O muro foi erguido em pouco mais de 6 horas. Centenas de pessoas morreram tentando atravessar a barreira que separava muito mais que o lado ocidental do lado oriental da cidade. 

A principal divisão entre o mundo capitalista e o socialista fez de Alemanha Ocidental e Alemanha Oriental países estrategicamente importantes no período da Guerra Fria, onde os conflitos ficaram apenas em termos políticos e econômicos. Contudo, em termos esportivos, as duas Alemanhas chegaram a ficar frente a frente.

Na Copa do Mundo de 1974, quis o destino que os alemães orientais, em sua primeira e única participação, caíssem no mesmo grupo dos vizinhos de muro e anfitriões do torneio. Depois de vencerem Austrália e Chile, as Alemanhas chegaram à rodada final disputando o primeiro lugar do Grupo A. Mas só uma Alemanha queria realmente a vitória.
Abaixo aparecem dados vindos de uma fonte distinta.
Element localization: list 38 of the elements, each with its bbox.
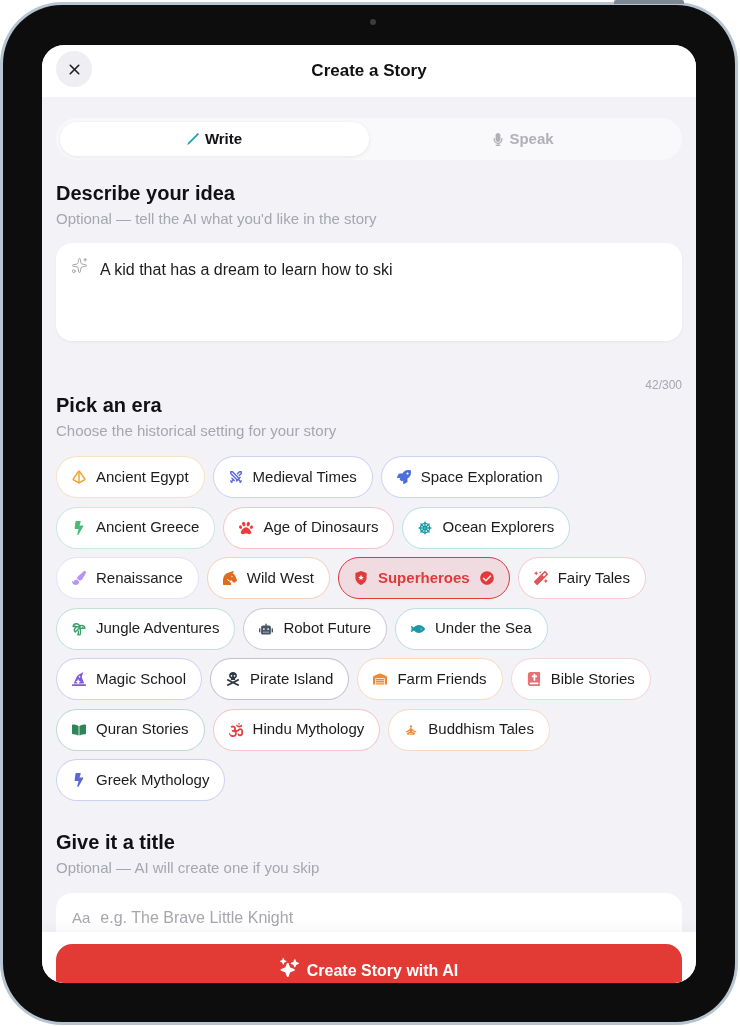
sparkles-icon: [279, 958, 299, 977]
pencil-icon: [186, 133, 199, 145]
era-chip[interactable]: Pirate Island: [210, 658, 350, 700]
era-chip[interactable]: Ocean Explorers: [402, 506, 571, 549]
idea-text-area[interactable]: A kid that has a dream to learn how to ski: [56, 243, 682, 341]
section-heading: Describe your idea: [56, 181, 236, 205]
section-subtitle: Optional — AI will create one if you skip: [56, 859, 321, 877]
era-chip[interactable]: Wild West: [206, 557, 330, 599]
screen-title: Create a Story: [311, 60, 427, 83]
power-key-drawing: [614, 0, 684, 4]
era-chip[interactable]: Medieval Times: [212, 456, 373, 498]
era-chip[interactable]: Bible Stories: [510, 658, 651, 700]
create-story-button[interactable]: Create Story with AI: [56, 944, 682, 983]
text-style-label: Aa: [72, 908, 91, 928]
era-chip[interactable]: Under the Sea: [394, 607, 548, 650]
microphone-icon: [493, 132, 504, 146]
era-chip[interactable]: Hindu Mythology: [212, 708, 381, 751]
era-chip[interactable]: Quran Stories: [56, 708, 205, 751]
era-chip[interactable]: Age of Dinosaurs: [223, 506, 395, 549]
mode-tab[interactable]: Write: [60, 122, 369, 156]
era-chip[interactable]: Renaissance: [56, 557, 199, 599]
character-counter: 42/300: [645, 378, 682, 392]
section-subtitle: Optional — tell the AI what you'd like in the story: [56, 210, 378, 228]
era-chip[interactable]: Robot Future: [243, 607, 387, 650]
close-button[interactable]: [56, 51, 92, 87]
era-chip[interactable]: Buddhism Tales: [388, 708, 550, 751]
era-chip[interactable]: Farm Friends: [357, 658, 503, 700]
era-chip[interactable]: Ancient Egypt: [56, 456, 205, 498]
era-chip[interactable]: Greek Mythology: [56, 759, 226, 801]
era-chip[interactable]: Fairy Tales: [517, 557, 646, 599]
section-subtitle: Choose the historical setting for your story: [56, 422, 338, 440]
era-chip[interactable]: Jungle Adventures: [56, 607, 236, 650]
era-chip[interactable]: Magic School: [56, 658, 203, 700]
era-chip[interactable]: Ancient Greece: [56, 506, 216, 549]
sparkles-icon: [71, 257, 88, 274]
section-heading: Give it a title: [56, 830, 176, 854]
era-chip[interactable]: Space Exploration: [380, 456, 559, 498]
section-heading: Pick an era: [56, 393, 163, 417]
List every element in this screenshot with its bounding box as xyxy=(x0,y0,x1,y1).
No duelo de Hamburgo, a Alemanha Ocidental mostrou toda a sua frieza ao abrir mão do resultado — ao que tudo parece — para sair do caminho de adversários teoricamente mais fortes na segunda fase. O gol de Jürgen Sparwasser, aos 32min da etapa final, agradou a “gregos e troianos”, mas não livrou os donos da casa das vaias de sua torcida.

Os capitães Beckenbauer e Bransch protagonizam um raro aperto de mão entre os alemães divergentes. Após a derrota para os rivais de cercania, o “Kaiser” ocidental questionou o treinador Helmut Schön sobre o “enclausuramento” do time na concentração.   

A Copa do Mundo também viu, mais uma vez, o futebol perder para a política. Nas eliminatórias, a forte União Soviética se recusou a disputar o jogo de volta da repescagem no Chile, devido ao recente golpe militar que levou o general Augusto Pinochet ao poder e, consequentemente, à execução de prisioneiros esquerdistas.

Carlos Caszely, do Chile, recebe o primeiro cartão vermelho da história das Copas. Ele foi expulso aos 22min do 2° tempo na derrota por 1 a 0 para a Alemanha Ocidental. Depois do episódio, o atleta, opositor ferrenho do ditador Pinochet, foi proibido de jogar futebol em seu próprio país.

No entanto, o golpe que realmente nocauteou o Mundial foi a ausência de Pelé. O Rei abandonou a Seleção em 1971, um ano depois de conquistar o tri. Sem Pelé, a Copa de 74 não teve o mesmo brilho. A Seleção Brasileira muito menos.

O Brasil de 74 não foi nem sombra do timaço de 70. Zagallo, ainda técnico da equipe, mesclou heróis do tri, como Rivellino e Jairzinho, com uma nova geração, comandada pelo goleiro Leão e o zagueiro Luís Pereira. Mas a falta de entrosamento e o futebol burocrático fizeram a equipe perder o encanto de quatro anos antes.

O Brasil abriu a Copa contra a Iugoslávia, em Frankfurt, no dia 13 de junho — a partir de 74, o detentor do título passou a fazer o jogo inaugural. O time da estreia nunca havia jogado junto antes. Difícil imaginar outro resultado que não o 0 a 0 — o terceiro consecutivo em aberturas de Mundiais.

Zagueiro do Zaire faz até malabarismo, mas não evita mais um gol da Iugoslávia. Depois do terceiro, o técnico do Zaire, que era iugoslavo, substituiu o goleiro Kazadi Muamba pelo reserva Tubilandu Ndimbi. Não adiantou muito: Ndimbi tomou mais seis gols, e o Zaire sofreu uma das maiores goleadas da história dos Mundiais: 9 a 0. 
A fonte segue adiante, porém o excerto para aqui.